California Homeowners Face an Insurance Crisis. What Will It Mean for Home Prices in the State?
Californians are facing yet another setback on the housing front after a major insurer said it is pulling out of 72,000 home-insurance policies—and the insurance industry’s steady retreat from the state could have a serious effect on home prices and sales, experts say.
Insurance giant State Farm, which stopped accepting applications for homeowners insurance in California last May due to increased wildfire risk, went a step further this week and said it would not renew 72,000 existing insurance policies in the state, citing rising costs.
Starting July 2, State Farm will no longer cover 30,000 homes and 42,000 apartments in California that currently have policies with the company, representing about 2% of its policies in the state.
“This decision was not made lightly and only after careful analysis of State Farm General’s financial health, which continues to be impacted by inflation, catastrophe exposure, reinsurance costs, and the limitations of working within decades-old insurance regulations,” the company said.
State Farm isn’t the only insurer leaving the Golden State over heightened wildfire risk. Allstate, Farmers Insurance, the Hartford and USAA previously announced they would pause issuing new policies to California homeowners.
Extreme heat and drought, which are symptoms of climate change, have worsened fires that cause damage to wildlife as well as property. The state is also grappling with its forest-management strategies.
Consequences for the real-estate market
The insurance industry’s pullback from California will have consequences for the real-estate market, Selma Hepp, the chief economist at CoreLogic, told MarketWatch. If a home buyer is unable to get homeowners insurance, it could affect their ability to purchase a home, because mortgage lenders usually require such insurance, Hepp said.
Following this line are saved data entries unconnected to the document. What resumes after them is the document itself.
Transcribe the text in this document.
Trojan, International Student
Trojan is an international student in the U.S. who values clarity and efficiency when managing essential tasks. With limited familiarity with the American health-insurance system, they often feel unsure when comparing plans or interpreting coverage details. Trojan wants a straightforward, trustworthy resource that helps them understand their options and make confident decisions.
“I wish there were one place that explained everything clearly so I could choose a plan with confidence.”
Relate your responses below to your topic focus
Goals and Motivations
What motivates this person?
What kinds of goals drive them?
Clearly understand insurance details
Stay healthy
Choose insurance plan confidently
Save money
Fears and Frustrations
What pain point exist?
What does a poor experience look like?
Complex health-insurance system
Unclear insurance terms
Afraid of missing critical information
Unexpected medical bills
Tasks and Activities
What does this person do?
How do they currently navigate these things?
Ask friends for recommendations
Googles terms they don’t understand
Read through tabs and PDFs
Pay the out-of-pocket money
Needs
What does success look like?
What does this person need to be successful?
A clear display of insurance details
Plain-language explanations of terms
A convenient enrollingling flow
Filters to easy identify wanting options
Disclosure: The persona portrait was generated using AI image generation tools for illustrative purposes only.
“As a result, we could see—and already do—slowing of demand for homes in those areas, and falling home prices,” she added.
In a 2023 study of San Diego County property values, CoreLogic found that with every 10-point increase in wildfire risk—which takes into account variables like a house’s proximity to vegetation and the slope of the land—home prices fell by 1.3%.
In other words, for a home in San Diego priced at $910,000—the median sales price for the area—an increase in its wildfire-risk score from 40 to 60 would mean a price drop to $886,000. However, “mortgage lenders and originators often overlook this negative impact of climate change on property values,” the authors of the study noted.
Existing homeowners aren’t spared, either, Hepp added: Nonrenewals of insurance policies potentially mean that the “new insurance cost may be prohibitively expensive and lead them to have to sell a home.”
Affected home buyers and homeowners should use this as an opportunity to shop around for alternative providers, Jeff Taylor, managing partner at mortgage-industry consulting firm Mphasis Digital Risk, told MarketWatch.
“It’s a very competitive marketplace, and where one insurance company might see regional risk or overexposure, another insurance company might see opportunity,” he said.
With the increased risk of wildfire, Hepp expects more homeowners in fire-prone areas to sell their homes due to rising costs and the threat of natural disaster. That “would put an additional downward pressure on home prices,” she added.
Cost of homeowners insurance is rising
The situation unfolding in California also highlights how insurance has become a major headache for homeowners across the country.
The cost of premiums has risen across the U.S.: For a single-family home with a 30-year mortgage, the average annual insurance premium in 2023 was $1,522, according to a recent report by Freddie Mac, up 11% from 2022.
The highest premiums were borne by homeowners in Louisiana, Oklahoma and Kansas, according to Freddie Mac. Homeowners in those states paid over 2.5% of their monthly income toward homeowners-insurance premiums.
California isn’t at the top of the list because “insurance companies offering homeowners insurance are subject to strict regulation, which limits the rates they can charge,” Freddie Mac noted. California homeowners spent 1% of their monthly income on homeowners-insurance premiums.
Regulation—particularly Prop 103, which limits how much insurers can increase premiums—may partly explain the relatively lower homeowners-insurance rate in California, compared with “similarly disaster-prone states” like Louisiana and Mississippi, the government-sponsored mortgage company added.
Some homeowners may decide to forgo home insurance due to rising premiums. But doing so puts them at risk not only of losing their home in the event of a disaster, but of potentially losing their equity in the house if they tap into it to finance repairs, Hepp said.
Some people are considering moving due to sharp increases in home-insurance costs. In a December survey by Mphasis Digital Risk of 1,634 respondents across the U.S., 27% said they were considering moving to a different state to escape hikes in home-insurance premiums.